Although there is no requirement for UK flour to be fortified with folic acid, it is fortified with other nutrients including iron, calcium carbonate and thiamin (vitamin B1). Fortification with folic acid is mandatory in the US, but has not been introduced in Europe.
Support from food standards groups
UK groups including the Food Standard Agency in Scotland and Northern Ireland, and the Scientific Advisory Committee on Nutrition (SACN), which advises UK government agencies and departments on nutrition and health, have previously urged for mandatory fortification of flour with folic acid.

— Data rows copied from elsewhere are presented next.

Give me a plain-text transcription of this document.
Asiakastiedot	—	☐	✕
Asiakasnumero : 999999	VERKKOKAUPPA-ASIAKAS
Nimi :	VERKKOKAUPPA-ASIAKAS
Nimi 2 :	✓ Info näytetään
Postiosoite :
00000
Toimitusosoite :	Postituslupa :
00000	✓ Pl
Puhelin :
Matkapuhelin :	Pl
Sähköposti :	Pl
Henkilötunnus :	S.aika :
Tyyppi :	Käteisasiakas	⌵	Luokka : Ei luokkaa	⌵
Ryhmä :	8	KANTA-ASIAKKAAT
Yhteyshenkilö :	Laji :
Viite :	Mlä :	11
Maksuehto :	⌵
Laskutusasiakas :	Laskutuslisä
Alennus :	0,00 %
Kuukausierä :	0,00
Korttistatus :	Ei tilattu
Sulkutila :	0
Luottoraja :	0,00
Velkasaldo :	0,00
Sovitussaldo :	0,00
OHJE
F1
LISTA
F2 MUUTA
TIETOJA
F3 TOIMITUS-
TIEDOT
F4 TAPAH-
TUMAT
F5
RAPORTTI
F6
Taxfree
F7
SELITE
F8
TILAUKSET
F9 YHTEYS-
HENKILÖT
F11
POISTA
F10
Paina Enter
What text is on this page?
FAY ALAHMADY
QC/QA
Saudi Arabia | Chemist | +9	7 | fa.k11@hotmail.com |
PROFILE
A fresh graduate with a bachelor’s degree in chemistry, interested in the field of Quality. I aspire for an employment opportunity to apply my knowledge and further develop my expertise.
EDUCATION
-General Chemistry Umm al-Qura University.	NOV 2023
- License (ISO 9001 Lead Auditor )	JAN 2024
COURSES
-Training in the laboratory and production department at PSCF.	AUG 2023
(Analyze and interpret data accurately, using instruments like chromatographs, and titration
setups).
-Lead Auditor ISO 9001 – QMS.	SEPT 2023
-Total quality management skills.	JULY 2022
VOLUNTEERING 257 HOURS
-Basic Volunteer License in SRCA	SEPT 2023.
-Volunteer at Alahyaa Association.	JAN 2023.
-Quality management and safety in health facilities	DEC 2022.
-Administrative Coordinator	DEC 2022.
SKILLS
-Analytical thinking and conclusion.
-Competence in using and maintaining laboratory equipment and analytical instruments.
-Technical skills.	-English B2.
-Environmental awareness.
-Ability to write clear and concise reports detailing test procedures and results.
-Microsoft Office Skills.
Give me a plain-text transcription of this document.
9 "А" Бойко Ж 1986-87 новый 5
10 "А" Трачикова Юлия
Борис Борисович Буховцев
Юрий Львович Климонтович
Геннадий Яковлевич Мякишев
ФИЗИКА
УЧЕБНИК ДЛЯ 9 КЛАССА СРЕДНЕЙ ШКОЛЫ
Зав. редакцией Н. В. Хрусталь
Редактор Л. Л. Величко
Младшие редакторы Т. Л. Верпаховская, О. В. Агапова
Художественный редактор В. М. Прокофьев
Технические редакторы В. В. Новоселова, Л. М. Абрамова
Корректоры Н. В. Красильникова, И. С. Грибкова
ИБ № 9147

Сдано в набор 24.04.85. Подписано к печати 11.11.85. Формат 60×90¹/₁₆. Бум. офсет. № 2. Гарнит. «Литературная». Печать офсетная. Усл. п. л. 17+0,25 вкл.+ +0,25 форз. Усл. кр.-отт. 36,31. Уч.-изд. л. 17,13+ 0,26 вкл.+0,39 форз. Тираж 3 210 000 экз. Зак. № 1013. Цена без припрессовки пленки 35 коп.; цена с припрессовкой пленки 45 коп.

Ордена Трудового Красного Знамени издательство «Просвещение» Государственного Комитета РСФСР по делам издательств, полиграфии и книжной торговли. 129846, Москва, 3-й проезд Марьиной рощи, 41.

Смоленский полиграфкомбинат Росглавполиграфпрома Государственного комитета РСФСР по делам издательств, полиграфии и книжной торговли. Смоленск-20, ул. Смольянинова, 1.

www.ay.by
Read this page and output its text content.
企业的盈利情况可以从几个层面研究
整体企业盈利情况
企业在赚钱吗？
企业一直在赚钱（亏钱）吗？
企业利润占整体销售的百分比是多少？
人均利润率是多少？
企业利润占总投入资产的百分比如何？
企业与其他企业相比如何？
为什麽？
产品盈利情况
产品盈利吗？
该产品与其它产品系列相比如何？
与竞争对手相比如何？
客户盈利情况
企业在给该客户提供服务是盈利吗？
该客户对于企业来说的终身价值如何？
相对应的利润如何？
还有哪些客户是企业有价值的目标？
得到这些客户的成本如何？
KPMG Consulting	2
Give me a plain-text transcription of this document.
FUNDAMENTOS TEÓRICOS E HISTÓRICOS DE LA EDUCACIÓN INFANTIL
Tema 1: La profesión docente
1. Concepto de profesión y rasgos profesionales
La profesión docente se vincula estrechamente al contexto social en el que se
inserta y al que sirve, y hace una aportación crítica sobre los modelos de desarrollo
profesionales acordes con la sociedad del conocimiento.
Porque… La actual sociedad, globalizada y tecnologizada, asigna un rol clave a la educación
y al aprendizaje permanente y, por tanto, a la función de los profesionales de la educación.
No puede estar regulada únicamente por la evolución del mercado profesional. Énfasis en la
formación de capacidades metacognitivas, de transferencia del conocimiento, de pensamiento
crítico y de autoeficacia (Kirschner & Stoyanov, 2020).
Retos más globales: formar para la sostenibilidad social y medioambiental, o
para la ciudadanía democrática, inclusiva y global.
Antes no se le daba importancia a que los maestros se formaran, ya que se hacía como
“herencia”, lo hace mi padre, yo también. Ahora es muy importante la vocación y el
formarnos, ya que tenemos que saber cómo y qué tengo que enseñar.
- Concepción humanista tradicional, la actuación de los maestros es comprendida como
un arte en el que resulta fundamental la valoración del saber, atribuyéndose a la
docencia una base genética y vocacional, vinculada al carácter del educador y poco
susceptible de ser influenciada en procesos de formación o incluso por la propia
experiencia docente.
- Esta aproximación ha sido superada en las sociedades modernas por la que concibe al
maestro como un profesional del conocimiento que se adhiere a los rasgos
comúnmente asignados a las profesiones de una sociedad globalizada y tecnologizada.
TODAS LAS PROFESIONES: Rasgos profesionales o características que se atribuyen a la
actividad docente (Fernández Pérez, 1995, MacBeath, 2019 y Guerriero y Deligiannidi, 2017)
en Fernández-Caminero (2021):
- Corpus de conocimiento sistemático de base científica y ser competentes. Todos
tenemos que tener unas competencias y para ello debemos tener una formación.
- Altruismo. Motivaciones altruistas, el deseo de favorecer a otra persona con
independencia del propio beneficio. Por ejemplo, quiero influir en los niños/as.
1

“You can see why flour would be chosen as a vehicle,” Alex Waugh, director general of the National Association of British and Irish Flour Millers, told BakeryandSnacks. “It is widely used, but fortification is not completely straightforward to do, nor is it cost free.”
“The Scottish government is looking to raise the debate and let’s have the discussion about what’s best for people and what’s the best way of doing that - within the constraints that all businesses operate in,” added Waugh.
Supporters of fortification have pointed out that half the pregnancies in the UK are unplanned, that many women don’t take folic acid supplements during pregnancy, and many others start taking them too late.
In October last year, SACN wrote to health ministers in England, Scotland, Wales and Northern Ireland, stating that 85.5% of UK women of reproductive age (16 to 49 years) were below the level of red cell folate concentration recommended by the World Health Organization to prevent the incidence of pregnancies affected by neural tube defects such as spina bifida.
“Low folate levels among pregnant women are one of the chief causes of neural tube defects,” said health minister Watt in a statement this week. “This is a particular concern in some of our more deprived communities, where rates of unplanned pregnancy are higher.
'No progress at UK level'
“We are disappointed that, despite repeated lobbying from a number of sources, there has been no progress at UK level on mandatory fortification of flour with folic acid,” she added. “To maximize the impact of mandatory fortification, and in line with recommendations from SACN and Food Standards Scotland, we believe a UK-wide approach would be most effective.”
Watt said that, should the UK government not make a decision, she would work with her counterparts in Wales and Northern Ireland to consider how to progress.
A spokesman for the UK Department of Health said it was considering the issue of folic acid fortification in flour following the submission from SACN in October.